There are other erasures in this anthology as well in which the original text remains readable. For example, Zann Carter’s use of strikethrough still shows Thomas Jefferson’s address and Caitlin M. Downs’s alternative process photographic technique in the eponymous “Bloody Columbus.”
That said, the majority of the works in Erase the Patriarchy block out words from the original, resulting in rectangular black shadows among remaining words. Still, others use this opportunity to have the blocking be colorful, as in lavender boxes by Marcella Prokop, a wall of bricks by Tara Campbell, sticky notes added by Emily Walling, and Genevieve Pfeiffer’s floral overlays and green marker. Even Meg E. Griffitts’ use of whiteout appears yellowed and brings that color to the page. Other modes of coverage include soil in the collaboration between Caren Florance and Melinda Smith, as well as Abigail Zimmer’s use of sugar, fennel, turmeric, red pepper flakes, and coffee grounds. Also notable is Addie Tsai’s use of fake blood and Sarah Lyn Rogers’ fantastic use of menstrual blood.
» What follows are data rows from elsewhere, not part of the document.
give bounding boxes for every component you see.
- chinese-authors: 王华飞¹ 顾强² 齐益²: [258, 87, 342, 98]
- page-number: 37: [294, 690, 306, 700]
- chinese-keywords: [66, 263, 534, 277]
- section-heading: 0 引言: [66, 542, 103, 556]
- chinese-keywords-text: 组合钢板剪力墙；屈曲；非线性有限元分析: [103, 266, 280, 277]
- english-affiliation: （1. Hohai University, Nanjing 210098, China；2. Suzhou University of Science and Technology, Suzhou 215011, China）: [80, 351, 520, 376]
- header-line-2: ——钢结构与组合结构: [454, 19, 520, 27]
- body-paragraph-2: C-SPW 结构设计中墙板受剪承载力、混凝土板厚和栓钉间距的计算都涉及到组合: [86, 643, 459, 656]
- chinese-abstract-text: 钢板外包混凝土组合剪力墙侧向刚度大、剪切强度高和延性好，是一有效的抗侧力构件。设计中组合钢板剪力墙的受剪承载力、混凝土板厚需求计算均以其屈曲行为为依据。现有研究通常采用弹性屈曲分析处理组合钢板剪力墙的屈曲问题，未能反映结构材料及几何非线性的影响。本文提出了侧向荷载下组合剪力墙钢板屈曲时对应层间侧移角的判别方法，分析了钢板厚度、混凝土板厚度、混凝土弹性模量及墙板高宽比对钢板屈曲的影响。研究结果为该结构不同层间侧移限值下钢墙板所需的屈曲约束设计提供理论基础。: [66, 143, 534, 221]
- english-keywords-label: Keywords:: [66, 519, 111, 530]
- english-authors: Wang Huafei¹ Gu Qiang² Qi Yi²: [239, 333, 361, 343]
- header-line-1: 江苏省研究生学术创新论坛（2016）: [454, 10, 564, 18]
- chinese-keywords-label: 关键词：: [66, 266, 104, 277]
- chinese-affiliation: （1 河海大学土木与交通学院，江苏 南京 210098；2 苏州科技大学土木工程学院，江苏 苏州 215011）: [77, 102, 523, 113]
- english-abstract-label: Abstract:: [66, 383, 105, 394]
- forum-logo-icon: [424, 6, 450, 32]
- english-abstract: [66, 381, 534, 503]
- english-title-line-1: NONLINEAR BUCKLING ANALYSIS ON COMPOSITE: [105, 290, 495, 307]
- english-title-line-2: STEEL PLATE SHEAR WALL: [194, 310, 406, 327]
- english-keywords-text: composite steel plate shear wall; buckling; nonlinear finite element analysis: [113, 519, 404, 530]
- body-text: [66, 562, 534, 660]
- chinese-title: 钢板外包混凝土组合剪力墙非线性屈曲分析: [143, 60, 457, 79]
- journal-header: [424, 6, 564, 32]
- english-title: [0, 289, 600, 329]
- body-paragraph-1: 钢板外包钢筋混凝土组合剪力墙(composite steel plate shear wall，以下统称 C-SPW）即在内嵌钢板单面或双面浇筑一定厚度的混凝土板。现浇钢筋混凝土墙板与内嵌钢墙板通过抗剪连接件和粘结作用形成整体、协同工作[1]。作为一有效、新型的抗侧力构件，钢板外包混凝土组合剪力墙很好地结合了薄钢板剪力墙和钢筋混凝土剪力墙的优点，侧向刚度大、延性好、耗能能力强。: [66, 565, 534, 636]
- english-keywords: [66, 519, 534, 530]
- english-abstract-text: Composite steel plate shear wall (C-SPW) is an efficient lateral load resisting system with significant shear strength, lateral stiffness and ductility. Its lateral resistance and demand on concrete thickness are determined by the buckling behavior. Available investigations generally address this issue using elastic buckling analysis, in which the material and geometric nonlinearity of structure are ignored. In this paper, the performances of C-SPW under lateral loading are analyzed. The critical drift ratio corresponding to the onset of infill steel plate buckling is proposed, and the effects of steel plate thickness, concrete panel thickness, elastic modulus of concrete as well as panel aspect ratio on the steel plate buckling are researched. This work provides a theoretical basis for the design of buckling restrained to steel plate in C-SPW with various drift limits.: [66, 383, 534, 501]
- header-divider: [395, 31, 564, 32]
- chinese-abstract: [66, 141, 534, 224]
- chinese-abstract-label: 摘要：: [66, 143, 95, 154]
Yet other erasures fully omit the coverage aspect, presenting only the language selected and freed from their original place on the page, as in Victorio Reyes Asili’s “The History of Hip Hop: Erasuremix” that is left-aligned and lineated to Reyes Asili’s desire. Rachel Anna Neff presents both: a version of the printout with mark-throughs and a version standardized to appear like a ‘normal’ poem. As “erasure” often brings to mind poems that are more like fine art pieces (the original pages still having vestiges of their presence by being the canvas), more representation of these types could have been satisfying: conversion from the source texts into a new form, fully divorced from the original form into what the poet wants.
A series that is both a new form divorced from the original form in the collection and definitely fine art pieces would be three of Meghann Boltz’s five pieces. Piece one and three do depend on the original text’s placement of the words (as the page itself is the canvas), but the other three pieces have the selected language cut from the source book and placed on photographs from that book in a manner Boltz wanted.
Logan K. Young’s unique form of erasure is notable. In his words, “Rather than physical ink to do my strike-through, I opted instead for something almost as quotidian as that big black marker on our desks: the personal computer.” The result is a Microsoft Word Track Changes page, the photo having the leftover words in focus and a margin of Deleted info on the right and out of focus.
There are many other admirable works to discover in the anthology beyond the ones mentioned. The notes from these authors were likewise invigorating to read. Overall, it is exciting to see a home for such a range of works and authors, each distinct but together, collaborating in the aim to end patriarchal-based violence and oppression wherever they exist.
After reading this book, reader poets can think: in what more ways can an erasure exist? And further to the focus of this anthology, what more ways can erasure be used to dismantle oppression? This is an anthology that pushes for this much-needed conversation and more significantly, these necessary explorations by poets as we further navigate a world in need of change.